“Data is a precious thing and will last longer than the systems themselves.” – Tim Berners-Lee
For banks to figure out if a they should offer a person a loan or not, they will often work through a list of questions to see if the person would be safe to give the loan to. These types of questions could start are simply like, “What kind of income do you have?” If the answer is between $30 and $70,000, they will continue onto the following question. “How long have you worked at your current job?” If they say one to five years, it will continue onto their next question. “Do you make regular credit card payments?” If they yes, then they will offer them a loan, and if they don’t they won’t get the loan. This is the most basic decision tree.
A decision tree is pretty much just a non-parametric machine learning modeling technique that is used for classification and regression problems. In order to find the solutions, a decision tree will create a hierarchical and sequential decision that variables of the outcome based on data.
And this means what?
Hierarchical refers to the model that is defined by a question series that will lead to a label or value once it has been applied to an observation. After it is set up, this model will work like a protocol using a bunch of “if this happen then that will happen” conditions that will give a certain result from the data that was added.
A method that is non-parametric means that there won’t be an underlying assumption concerning the distribution of the data or errors. This basically means that you model will be created by using observed data.
Decision trees that use a discrete value set for the target variable are classification trees. With these types of trees, the nodes, or leafs, are representations of class labels, and the branches show the feature conjunctions that lead to the class. Decision trees that have target variables that are taking continuous value, which is typically numbers, are referred to as Regression Trees. Together, these two types of decision trees are called CART.
Each one of these models is a case of a Directed Acyclic Graph. All of the graphs have nodes that show a decision point about the top variable given the edges and predictor that are between each node. If we continue with the loan scenario, $30 to $70,000 would represent an edge, and “Years at present job” would be a node.
The main goal of the decision tree is to make the best choice once you reach the end of a node so it will need an algorithm that does that. This is known as Hunt’s algorithm, which works recursive and greedily. Greedily means it makes the best choice and recursive means that it split big questions into smaller ones. The choice of splitting a node is decided according a purity metric. Nodes are considered 100% impure if a node is split 50/50, and it is considered 100% if all of the data is a part of one class.
To make sure that the model is optimized you have to reach a max purity and stay away from impurity. You do this by using the Gini impurity, which will measure how often a random element ends up being labeled wrong if the distribution randomly labeled it. This is figured out by adding the odds, pi, of a node with the label, I, being picked then multiplied by the odds of a mistake in categorization. The goal is to make sure you reach 0 where it should be pure.

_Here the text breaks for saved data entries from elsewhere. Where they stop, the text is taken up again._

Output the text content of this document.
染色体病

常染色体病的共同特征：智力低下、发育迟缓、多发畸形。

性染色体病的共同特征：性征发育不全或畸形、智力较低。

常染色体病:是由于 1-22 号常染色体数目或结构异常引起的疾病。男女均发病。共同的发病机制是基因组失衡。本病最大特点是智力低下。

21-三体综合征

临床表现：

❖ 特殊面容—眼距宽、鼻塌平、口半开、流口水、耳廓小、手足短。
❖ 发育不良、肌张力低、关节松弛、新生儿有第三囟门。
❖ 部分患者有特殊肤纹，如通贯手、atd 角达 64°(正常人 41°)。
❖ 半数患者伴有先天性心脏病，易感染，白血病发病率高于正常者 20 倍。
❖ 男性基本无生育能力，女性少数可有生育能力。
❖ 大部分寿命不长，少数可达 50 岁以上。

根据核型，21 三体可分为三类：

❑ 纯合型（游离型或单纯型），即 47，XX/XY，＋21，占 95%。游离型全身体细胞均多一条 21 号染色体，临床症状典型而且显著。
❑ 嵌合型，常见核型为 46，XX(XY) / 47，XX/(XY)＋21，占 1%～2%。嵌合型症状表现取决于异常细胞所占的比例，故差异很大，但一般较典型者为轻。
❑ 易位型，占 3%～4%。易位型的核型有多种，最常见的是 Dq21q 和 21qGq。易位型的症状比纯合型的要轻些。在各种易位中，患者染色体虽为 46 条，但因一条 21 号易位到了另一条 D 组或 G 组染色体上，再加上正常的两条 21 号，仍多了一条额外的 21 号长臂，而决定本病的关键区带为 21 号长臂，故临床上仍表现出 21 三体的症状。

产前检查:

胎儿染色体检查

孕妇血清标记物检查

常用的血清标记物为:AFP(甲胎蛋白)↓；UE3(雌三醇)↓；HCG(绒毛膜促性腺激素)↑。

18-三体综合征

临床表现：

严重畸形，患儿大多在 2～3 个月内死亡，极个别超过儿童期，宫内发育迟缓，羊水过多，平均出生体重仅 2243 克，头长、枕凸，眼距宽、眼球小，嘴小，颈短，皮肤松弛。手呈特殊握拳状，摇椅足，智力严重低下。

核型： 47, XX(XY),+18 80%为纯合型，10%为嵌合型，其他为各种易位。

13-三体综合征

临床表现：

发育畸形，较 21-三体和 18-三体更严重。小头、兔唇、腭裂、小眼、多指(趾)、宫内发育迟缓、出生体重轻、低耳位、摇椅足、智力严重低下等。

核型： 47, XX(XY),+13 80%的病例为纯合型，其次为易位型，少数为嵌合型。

The other metric that it will use is information gain. This is for deciding the feature that you split at each tree step. This can be figured out using this equation.
“Information Gain = Entropy(parent) – Weight Sum of Entropy(Children)”

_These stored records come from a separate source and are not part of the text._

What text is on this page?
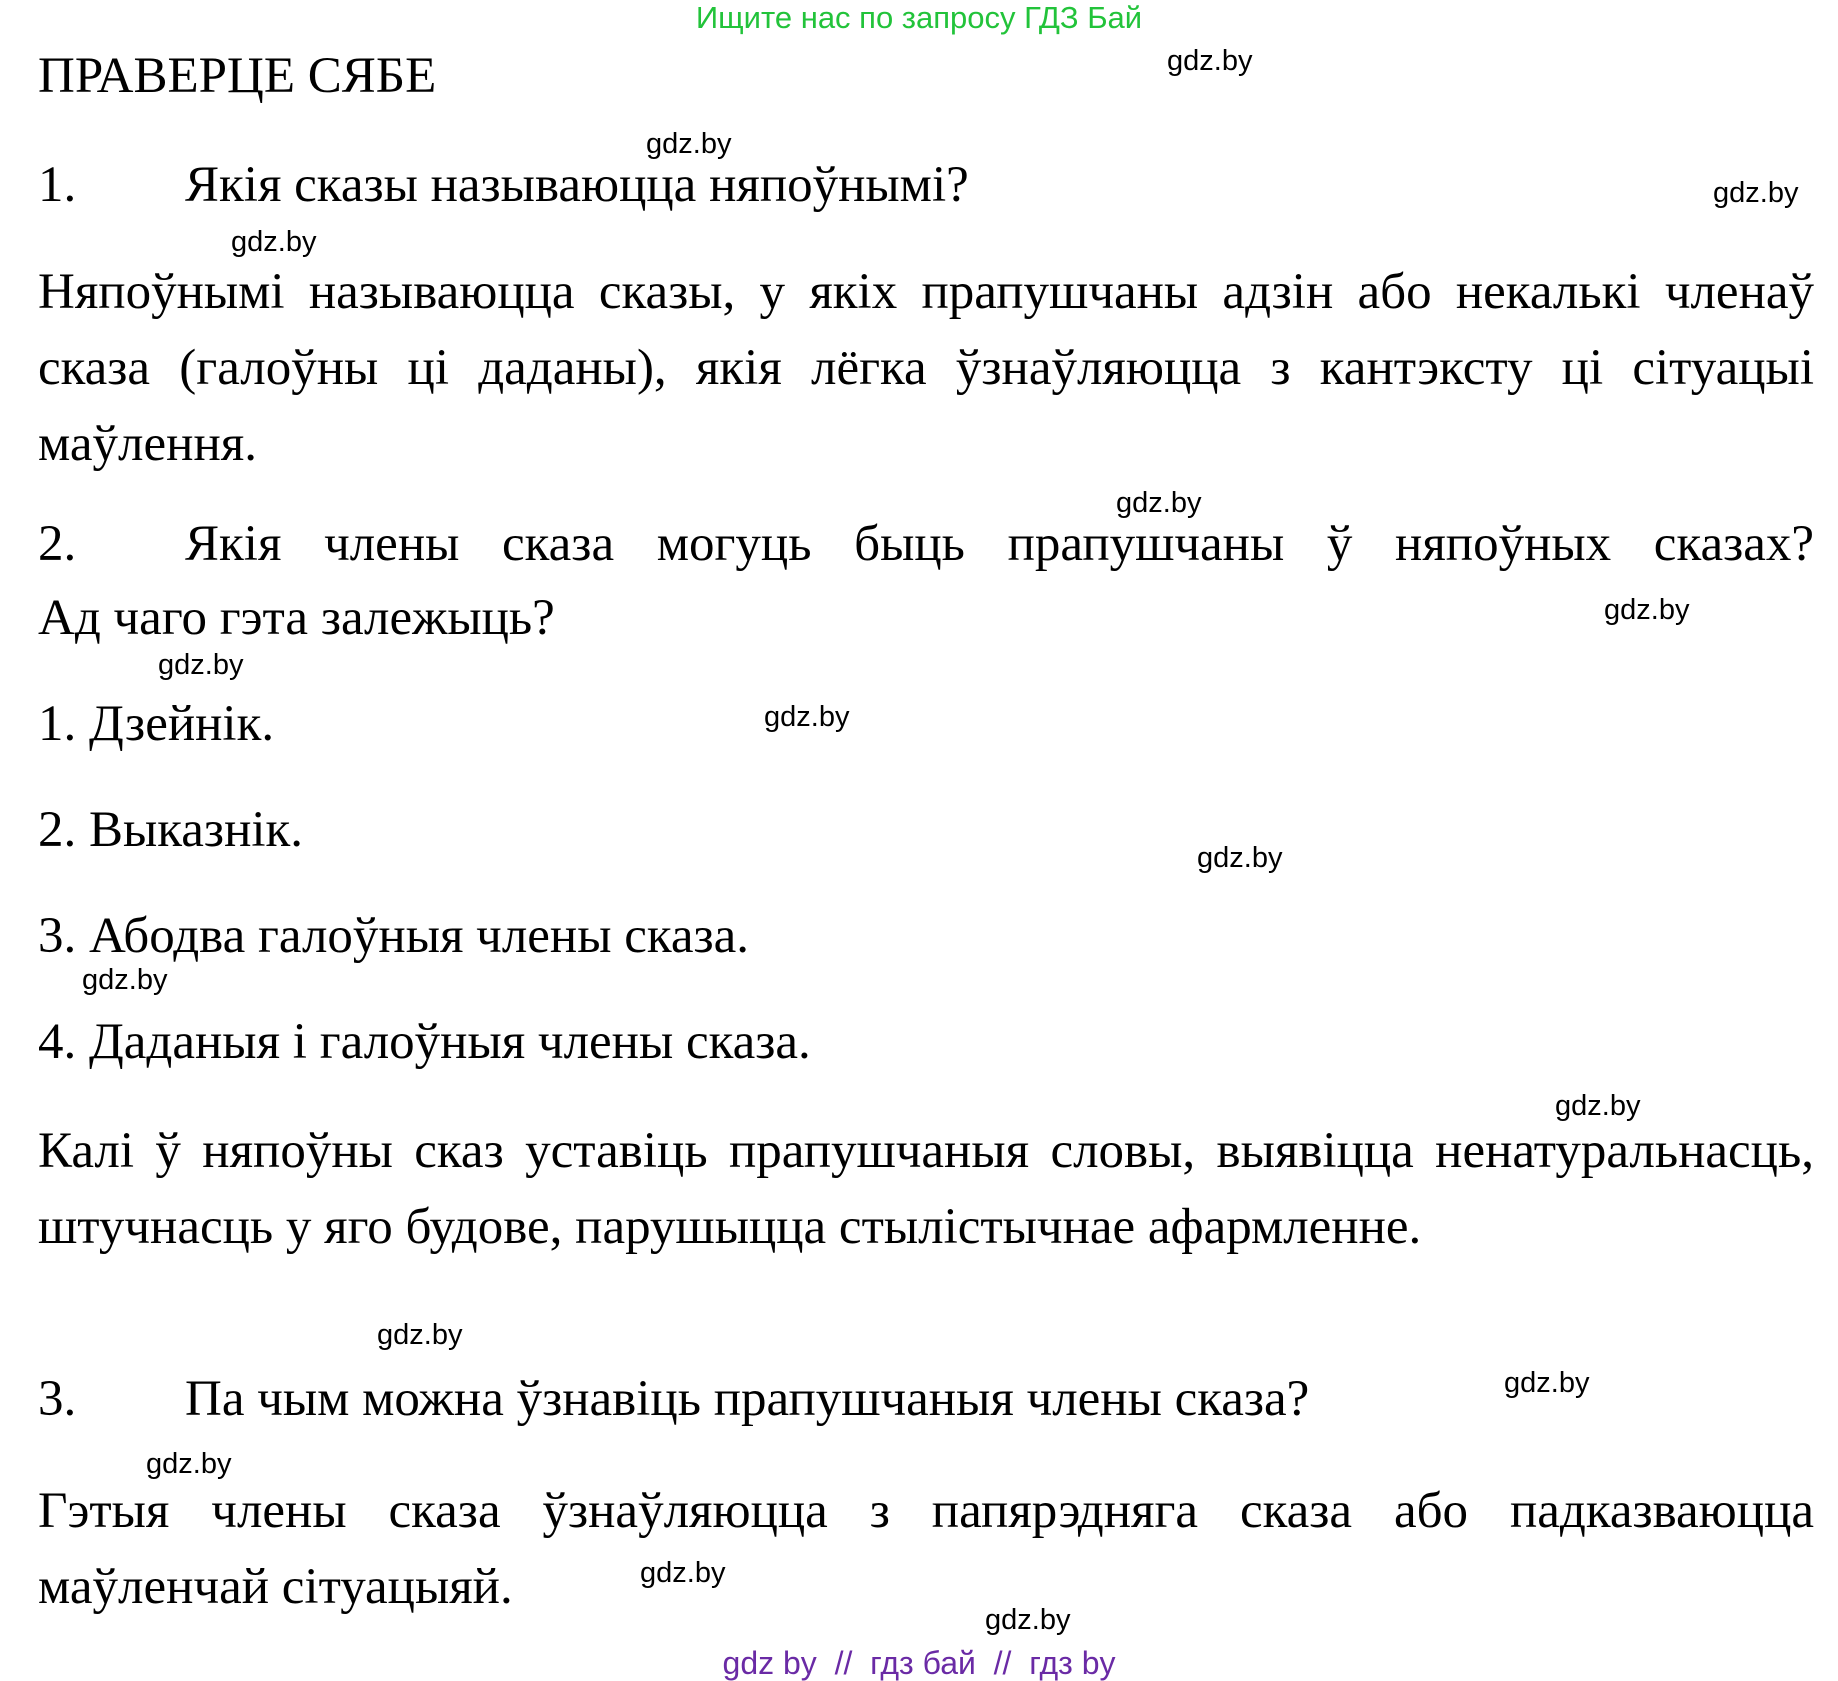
Ищите нас по запросу ГДЗ Бай
ПРАВЕРЦЕ СЯБЕ
1. Якія сказы называюцца няпоўнымі?
Няпоўнымі называюцца сказы, у якіх прапушчаны адзін або некалькі членаў сказа (галоўны ці даданы), якія лёгка ўзнаўляюцца з кантэксту ці сітуацыі маўлення.
2. Якія члены сказа могуць быць прапушчаны ў няпоўных сказах?
Ад чаго гэта залежыць?
1. Дзейнік.
2. Выказнік.
3. Абодва галоўныя члены сказа.
4. Даданыя і галоўныя члены сказа.
Калі ў няпоўны сказ уставіць прапушчаныя словы, выявіцца ненатуральнасць, штучнасць у яго будове, парушыцца стылістычнае афармленне.
3. Па чым можна ўзнавіць прапушчаныя члены сказа?
Гэтыя члены сказа ўзнаўляюцца з папярэдняга сказа або падказваюцца маўленчай сітуацыяй.
gdz.by
gdz.by
gdz.by
gdz.by
gdz.by
gdz.by
gdz.by
gdz.by
gdz.by
gdz.by
gdz.by
gdz.by
gdz.by
gdz.by
gdz.by
gdz.by
gdz by  //  гдз бай  //  гдз by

This is a pretty good model, but it presents a problem because it results in a model that will only stop once all of the information is distributed into a single attribute or class. At the cost of bias, the model’s variance is huge and will end up leading to over fitting. This can be fought by setting a max depth of your tree, or by setting an alternative to specify the minimum amount of points that will be needed to decide to split.
With decision, trees comes advantages and disadvantages. On the down side, they are greedy algorithms that are locally optimized where a return to the global tree isn’t guaranteed. On the positive side, they are super simply to understand because they have a visual representation that doesn’t require all that much data.